Thomas De Gendt soloed to victory on stage eight of the Tour de France in Saint Etienne as Julian Alaphilippe regained the yellow jersey and Geraint Thomas survived a dramatic crash which snapped team-mate Gianni Moscon's bike in half.
Lotto-Soudal's Thomas De Gendt was the last survivor of a four-man breakaway on the 230km stage from Macon, and had the power to hold off a late attack from Deceuninck-Quick Step's Alaphilippe and Thibaut Pinot of Groupama-FDJ.
Late in the stage the Team Ineos train was derailed in frightening fashion on a downhill bend as EF Education First's Michael Woods fell in front of them.
Moscon's bike was split in two but Thomas was able to get quickly back on his way, catching up to the peloton on the last of the day's seven categorised climbs.
"I'm fine, but it's just frustrating – obviously it was a key moment in the race," said Thomas, who emerged from the incident largely unscathed but for the odd graze on his arm.
"Woods crashed, and just took out Gianni and me.
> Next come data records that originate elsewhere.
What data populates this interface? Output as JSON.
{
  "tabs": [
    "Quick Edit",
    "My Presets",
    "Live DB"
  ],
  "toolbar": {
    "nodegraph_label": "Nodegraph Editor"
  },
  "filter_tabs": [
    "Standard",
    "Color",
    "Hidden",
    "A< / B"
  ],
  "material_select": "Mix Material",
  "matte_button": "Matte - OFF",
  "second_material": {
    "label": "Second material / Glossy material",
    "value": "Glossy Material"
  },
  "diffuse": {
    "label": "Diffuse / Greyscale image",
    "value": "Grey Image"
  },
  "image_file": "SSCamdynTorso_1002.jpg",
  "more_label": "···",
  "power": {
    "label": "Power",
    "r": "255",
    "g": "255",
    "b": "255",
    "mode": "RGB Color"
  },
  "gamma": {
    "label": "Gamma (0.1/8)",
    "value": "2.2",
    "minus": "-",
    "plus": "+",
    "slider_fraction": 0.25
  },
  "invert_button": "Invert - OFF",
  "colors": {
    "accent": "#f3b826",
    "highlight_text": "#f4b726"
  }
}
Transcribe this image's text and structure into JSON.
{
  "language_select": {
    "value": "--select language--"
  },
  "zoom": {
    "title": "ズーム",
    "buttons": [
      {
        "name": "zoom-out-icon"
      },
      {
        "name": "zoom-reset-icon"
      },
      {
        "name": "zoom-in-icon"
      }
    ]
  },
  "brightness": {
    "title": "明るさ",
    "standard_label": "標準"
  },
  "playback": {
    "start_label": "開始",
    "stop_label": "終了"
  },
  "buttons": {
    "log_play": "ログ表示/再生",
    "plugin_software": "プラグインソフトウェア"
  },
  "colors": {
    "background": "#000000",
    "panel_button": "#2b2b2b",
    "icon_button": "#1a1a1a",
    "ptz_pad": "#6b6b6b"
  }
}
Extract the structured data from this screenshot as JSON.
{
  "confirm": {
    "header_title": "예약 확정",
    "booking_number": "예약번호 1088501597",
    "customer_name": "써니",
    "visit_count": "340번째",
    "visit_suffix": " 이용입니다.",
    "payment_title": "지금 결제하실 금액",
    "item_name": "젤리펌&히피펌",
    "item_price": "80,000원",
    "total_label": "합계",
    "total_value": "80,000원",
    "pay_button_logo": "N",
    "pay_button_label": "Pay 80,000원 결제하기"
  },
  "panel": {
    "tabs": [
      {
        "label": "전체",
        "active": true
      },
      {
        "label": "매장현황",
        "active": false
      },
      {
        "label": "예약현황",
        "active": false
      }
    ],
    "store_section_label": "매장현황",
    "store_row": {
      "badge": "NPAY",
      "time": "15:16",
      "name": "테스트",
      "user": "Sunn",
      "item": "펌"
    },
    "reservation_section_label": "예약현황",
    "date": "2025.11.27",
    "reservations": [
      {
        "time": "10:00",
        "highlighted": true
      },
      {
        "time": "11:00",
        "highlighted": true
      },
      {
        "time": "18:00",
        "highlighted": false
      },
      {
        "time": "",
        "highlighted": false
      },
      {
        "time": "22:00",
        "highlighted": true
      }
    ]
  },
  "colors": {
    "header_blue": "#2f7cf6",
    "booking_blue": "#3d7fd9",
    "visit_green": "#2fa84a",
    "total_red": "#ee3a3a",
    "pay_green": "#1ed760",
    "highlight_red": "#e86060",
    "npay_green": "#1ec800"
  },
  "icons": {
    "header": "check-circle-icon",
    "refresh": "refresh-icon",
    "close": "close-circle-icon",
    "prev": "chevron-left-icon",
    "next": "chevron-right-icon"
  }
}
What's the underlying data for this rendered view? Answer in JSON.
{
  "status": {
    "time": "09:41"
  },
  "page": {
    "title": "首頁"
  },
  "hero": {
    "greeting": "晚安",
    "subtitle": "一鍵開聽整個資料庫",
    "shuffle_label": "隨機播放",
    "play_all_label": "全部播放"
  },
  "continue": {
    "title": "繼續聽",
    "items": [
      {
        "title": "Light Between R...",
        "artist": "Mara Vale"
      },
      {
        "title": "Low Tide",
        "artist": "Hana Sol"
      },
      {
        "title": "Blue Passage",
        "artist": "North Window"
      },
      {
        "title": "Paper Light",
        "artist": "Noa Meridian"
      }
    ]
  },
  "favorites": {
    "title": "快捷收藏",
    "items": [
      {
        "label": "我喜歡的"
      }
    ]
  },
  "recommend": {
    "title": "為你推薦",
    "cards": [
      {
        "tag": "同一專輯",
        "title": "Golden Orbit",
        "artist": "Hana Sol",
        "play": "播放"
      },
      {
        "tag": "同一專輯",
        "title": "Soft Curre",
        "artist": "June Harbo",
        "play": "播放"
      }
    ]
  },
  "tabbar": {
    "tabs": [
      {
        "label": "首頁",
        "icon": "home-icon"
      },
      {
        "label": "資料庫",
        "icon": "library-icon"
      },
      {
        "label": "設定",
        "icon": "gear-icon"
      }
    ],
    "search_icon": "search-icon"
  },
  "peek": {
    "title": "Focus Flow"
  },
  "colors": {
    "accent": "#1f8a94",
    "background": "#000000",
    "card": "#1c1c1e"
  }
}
I got tangled in Gianni's bike and took some time to get going.
"The boys did a great job. I caught up for the final bit, and moved up through the group, but by the time I was in the first 10 or 15 positions, that's when they sprinted over the top for the bonus seconds.
"So I was kind of gassed for a bit. It's annoying, and frustrating, but at the same time, to come back like I did shows I had good legs."
Though Alaphilippe and Pinot could not catch De Gendt, crossing the line some six seconds later, third place on the day was enough for Alaphilippe to take yellow back from Trek-Segafredo's Giulio Ciccone.
Pinot, meanwhile, picked up 28 seconds – including bonuses – on his general classification rivals to become the best placed of the main contenders.
Alaphilippe now leads by 23 seconds from Ciccone with Pinot third, 53 seconds down.
Jumbo-Visma's George Bennett retains fourth place, 70 seconds off the pace, with Thomas' deficit in fifth now 72 seconds.
De Gendt, a noted breakaway specialist, delivered his second career Tour stage win in some style.
The Belgian got away early along with Total Direct Energie's Niki Terpstra, Dimension Data's Ben King and CCC's Alessandro De Marchi.
He moved clear with De Marchi on the Croix de Part, and then went solo with 14km to go.
Alaphilippe and Pinot launched their move on the final climb but could not reel him in.
"It hurts so much but it's wonderful," De Gendt said "It's also mission accomplished for the team. Our goal was to come to the Tour for winning a stage.
"We almost got it with Caleb (Ewan) yesterday. I've had very good feeling already for the whole Tour and I had amazing legs today."